The article explored one particular search for a cure for diabetes, but the headline was bleak.
"Will Embryonic Stem Cells Ever Cure Anything?"The question came at the top of a piece by Aleszu Bajak in the Aug. 12, 2016, edition of the MIT Technology Review.
Bajak quoted Doug Melton of Harvard as saying,
“The public definitely doesn’t appreciate that much of science is failure.”
Bajak, a veteran science writer and journalism instructor, continued with his own conclusion,
"In fact, no field of biotechnology has promised more and delivered less in the way of treatments than embryonic stem cells."Hard, hard language that probably disturbs many in the field, including some at the California stem cell agency, which was founded on the promise of therapies from human embryonic stem cells(hESC). The agency has committed more than $2 billion to stem cell research since 2005 and is still looking for its first big score.
One can argue the fairness of the conclusion by Bajak, but it certainly seems tied to the excessive rhetoric that has surrounded the hESC field, particularly the $34 million ballot campaign that created the $3 billion state stem cell agency in 2004.
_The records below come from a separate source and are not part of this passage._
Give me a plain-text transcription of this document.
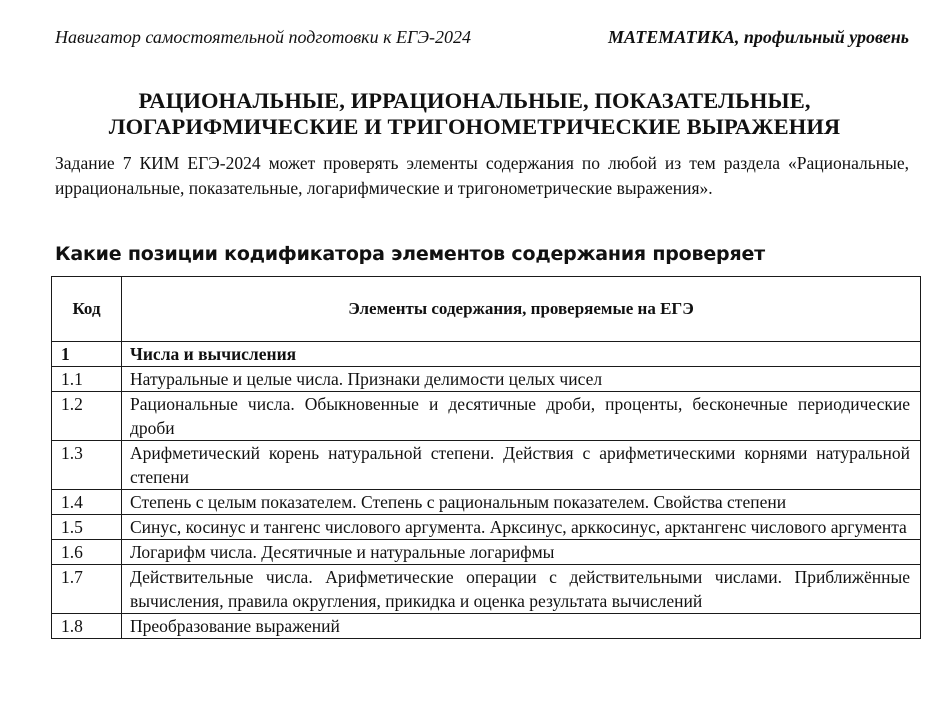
Навигатор самостоятельной подготовки к ЕГЭ-2024	МАТЕМАТИКА, профильный уровень
РАЦИОНАЛЬНЫЕ, ИРРАЦИОНАЛЬНЫЕ, ПОКАЗАТЕЛЬНЫЕ,
ЛОГАРИФМИЧЕСКИЕ И ТРИГОНОМЕТРИЧЕСКИЕ ВЫРАЖЕНИЯ
Задание 7 КИМ ЕГЭ-2024 может проверять элементы содержания по любой из тем раздела «Рациональные, иррациональные, показательные, логарифмические и тригонометрические выражения».
Какие позиции кодификатора элементов содержания проверяет
Код	Элементы содержания, проверяемые на ЕГЭ
1	Числа и вычисления
1.1	Натуральные и целые числа. Признаки делимости целых чисел
1.2	Рациональные числа. Обыкновенные и десятичные дроби, проценты, бесконечные периодические дроби
1.3	Арифметический корень натуральной степени. Действия с арифметическими корнями натуральной степени
1.4	Степень с целым показателем. Степень с рациональным показателем. Свойства степени
1.5	Синус, косинус и тангенс числового аргумента. Арксинус, арккосинус, арктангенс числового аргумента
1.6	Логарифм числа. Десятичные и натуральные логарифмы
1.7	Действительные числа. Арифметические операции с действительными числами. Приближённые вычисления, правила округления, прикидка и оценка результата вычислений
1.8	Преобразование выражений
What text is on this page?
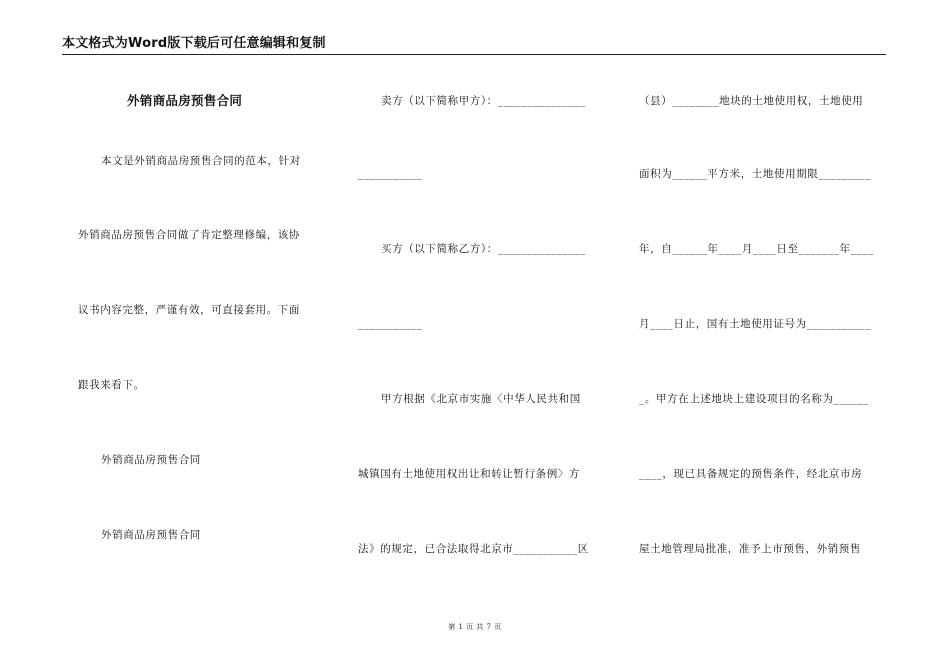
本文格式为Word版下载后可任意编辑和复制
外销商品房预售合同
本文是外销商品房预售合同的范本，针对
外销商品房预售合同做了肯定整理修编，该协
议书内容完整，严谨有效，可直接套用。下面
跟我来看下。
外销商品房预售合同
外销商品房预售合同
卖方（以下简称甲方）：_______________
___________
买方（以下简称乙方）：_______________
___________
甲方根据《北京市实施〈中华人民共和国
城镇国有土地使用权出让和转让暂行条例〉方
法》的规定，已合法取得北京市___________区
（县）________地块的土地使用权，土地使用
面积为______平方米，土地使用期限_________
年，自______年____月____日至_______年____
月____日止，国有土地使用证号为___________
_。甲方在上述地块上建设项目的名称为______
____，现已具备规定的预售条件，经北京市房
屋土地管理局批准，准予上市预售，外销预售
第 1 页 共 7 页
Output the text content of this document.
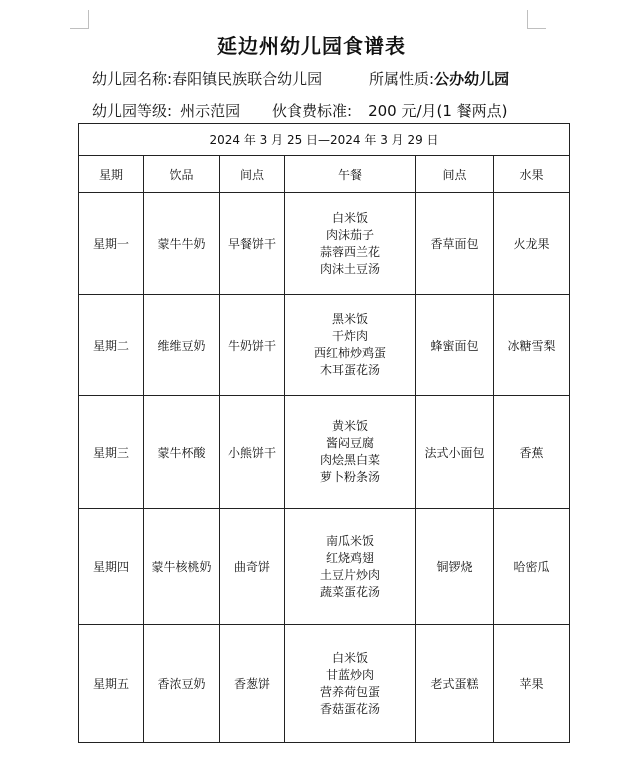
延边州幼儿园食谱表
幼儿园名称:春阳镇民族联合幼儿园	所属性质:公办幼儿园
幼儿园等级: 州示范园 伙食费标准: 200 元/月(1 餐两点)
2024 年 3 月 25 日—2024 年 3 月 29 日					
星期	饮品	间点	午餐	间点	水果
星期一	蒙牛牛奶	早餐饼干	白米饭
肉沫茄子
蒜蓉西兰花
肉沫土豆汤	香草面包	火龙果
星期二	维维豆奶	牛奶饼干	黑米饭
干炸肉
西红柿炒鸡蛋
木耳蛋花汤	蜂蜜面包	冰糖雪梨
星期三	蒙牛杯酸	小熊饼干	黄米饭
酱闷豆腐
肉烩黑白菜
萝卜粉条汤	法式小面包	香蕉
星期四	蒙牛核桃奶	曲奇饼	南瓜米饭
红烧鸡翅
土豆片炒肉
蔬菜蛋花汤	铜锣烧	哈密瓜
星期五	香浓豆奶	香葱饼	白米饭
甘蓝炒肉
营养荷包蛋
香菇蛋花汤	老式蛋糕	苹果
The rhetoric of the campaign came with a price. The agency is scheduled to run out of cash for new grants in 2020. Whether it can deliver on the campaign promises of 2004 will in large part determine whether it can conjure up additional funding.
The likeliest prospects for success today can be found in the list of clinical trials the agency is helping to fund and the scores of additional trials that it plans to assist in the next several years. They include efforts to deal with afflictions ranging from heart disease to diabetes.
By one widely cited measure, only one out of 10 conventional therapies entering clinical trials reaches the market place. Those are slim odds, ones that do not involve novel stem cell efforts, which are presumably more difficult. To put it another way, Donald Trump has better chances -- as of this writing -- of being elected president than of a clinical trial producing a stem cell cure.
Trump, however, is only going to have one chance. The California stem cell agency is expecting to take more than 50 shots at a therapy via its involvement in clinical trials over the next several years.
Nonetheless, it is a risky business, as venture capitalist Gregory Bonfiglio, pointed out to the California Stem Cell Report last December. He said,
“There are risks inherent in the development of new, disruptive technology. The bigger risk is failing to deliver on their underlying promise to bring new regenerative therapies to patients…. The bigger risk is not doing anything.”